Tuesday, March 8, 2011

Financial Climate Makes French Clubs Nervous

Faced with the economic crisis, a depressed transfer market and the prospect of lower television rights, French clubs are going through a delicate financial period.
As a sign of the nervousness, the union of professional clubs has for the first time refused to endorse a report by the national directorate of management control (DNCG), the financial police of the professional league, for the 2009/10 season.

"The accounts are not good. However, it is necessary to keep our heads," league president Frederic Thiriez said.
"This report will be submitted to the union so that it can make its observations," he told reporters, adding that he would go back to talk to his members in a month.

In its annual report, the DNCG announced a cumulative deficit of nearly 130 million euro (111.7 million pounds) for clubs (114 for Ligue 1 and 15.8 for Ligue 2) for the year ending June 30, 2010.

The losses for the 20 clubs in the top flight were reduced to 114 million after write-downs by some shareholders but the widening of the deficit, which has more than doubled from 2008/09 (57 million), still worries the league.
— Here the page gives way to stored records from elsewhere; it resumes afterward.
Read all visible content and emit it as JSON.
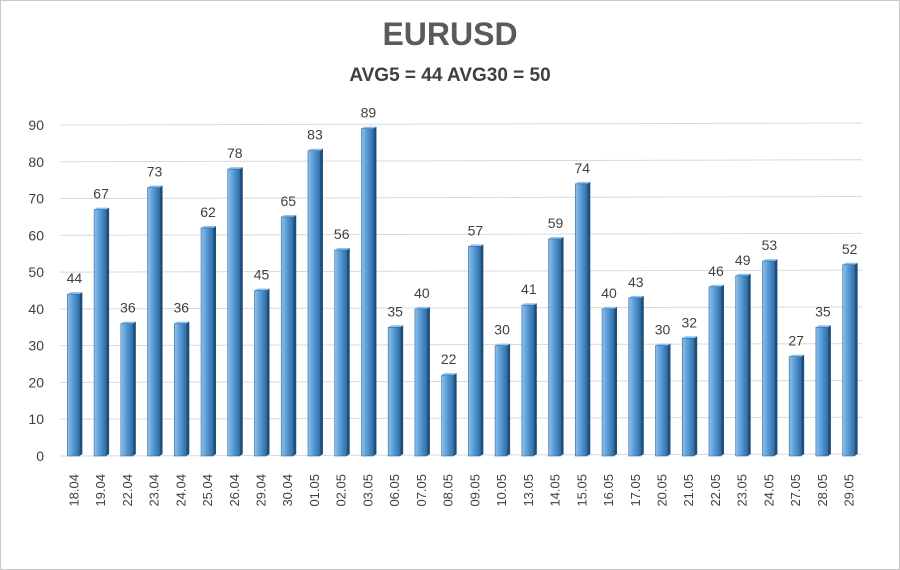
{
  "chart_data": {
    "type": "bar",
    "title": "EURUSD",
    "subtitle": "AVG5 = 44 AVG30 = 50",
    "xlabel": "",
    "ylabel": "",
    "ylim": [
      0,
      90
    ],
    "yticks": [
      0,
      10,
      20,
      30,
      40,
      50,
      60,
      70,
      80,
      90
    ],
    "grid": true,
    "categories": [
      "18.04",
      "19.04",
      "22.04",
      "23.04",
      "24.04",
      "25.04",
      "26.04",
      "29.04",
      "30.04",
      "01.05",
      "02.05",
      "03.05",
      "06.05",
      "07.05",
      "08.05",
      "09.05",
      "10.05",
      "13.05",
      "14.05",
      "15.05",
      "16.05",
      "17.05",
      "20.05",
      "21.05",
      "22.05",
      "23.05",
      "24.05",
      "27.05",
      "28.05",
      "29.05"
    ],
    "values": [
      44,
      67,
      36,
      73,
      36,
      62,
      78,
      45,
      65,
      83,
      56,
      89,
      35,
      40,
      22,
      57,
      30,
      41,
      59,
      74,
      40,
      43,
      30,
      32,
      46,
      49,
      53,
      27,
      35,
      52
    ],
    "colors": {
      "bar_light": "#8ec1ec",
      "bar_mid": "#5b9bd5",
      "bar_dark": "#2f6fa8",
      "bar_side": "#1f4e79",
      "grid": "#d9d9d9",
      "text": "#404040"
    }
  }
}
The phenomenon is not limited to France. More powerful and more structured European clubs do not feel this financial threat any less, especially those who rarely make it into the lucrative Champions League.

The leaders of French football, in creating the DNCG, have taken an innovative approach and want it to be an example for the other championships in Europe, with Italy's Covisoc operating in a similar way.

TRAINING CENTRES

Michel Platini, president of European football's governing body UEFA, was also inspired to set up the "financial fair play" initiative aimed at imposing discipline on the financial accounts of European clubs.

The programme, which includes a salary cap and seeks to compel clubs to achieve financial balance, comes fully into force on June 1 and is paradoxically partly to blame for the current difficulties of French clubs.

Due to the quality of its training centres, French football is one of the principal breeding grounds for top European teams who have come to do their shopping here, alongside French clubs who are financially incapable of competing for the best talent.

Then the economic crisis arrived, forcing European football's big clubs to tighten their purse strings and depriving French clubs of one of their main sources of revenue.

The crisis has equally led to a drop in match ticket sales, notably season tickets, the withdrawal of local authority help for clubs because of budget problems and a decrease in sponsorship by companies.

There are also penalising tax measures, including the abolition of collective image rights which allowed clubs up to last season to enjoy an exemption of 30 percent in the charges of the remuneration of certain players.

TELEVISION RIGHTS

However, the most serious threat hanging over French sides is the renegotiation of television rights, with the current contract up next year having generated 668 million euros per year from 2008-2012, an average of 57 percent of club budgets.

The next deal will be radically changed after the decision of existing broadcaster Orange to withdraw, leaving a shortfall of 203 million euros with Canal+ now the league's only partner.

This virtual monopoly has prompted French professional football to create its own channel, CFoot.

The tender for 2012-2016 will be launched no later than May 15 when each of the two camps, league and broadcasters, will engage in a tense game of poker.

"I would say the financial state of French professional football is serious given the uncertainties in the short term, including TV rights," Didier Primault from the Centre for Law and Economics of Sport (CEDS) in Limoges told Reuters.

Highlighting the virtuous behaviour of clubs thanks to the control exercised by the DNCG, he refuses to be overly alarmist.

"Overall, the difficulties are quite moderate and under control, especially when you see what is happening elsewhere in Europe like in England or in Spain for example," Primault added.

He underlines the low debt of French clubs compared to some European counterparts and the prospect of additional resources from the construction of new stadiums for the 2016 European championship in France.

"The current tensions (between the clubs and the inspection body) are the result of the crisis," Primault said.

"But in the medium to long term, if common sense remains and if the stadiums projects are going well, France may challenge big European leagues like Italy and Spain."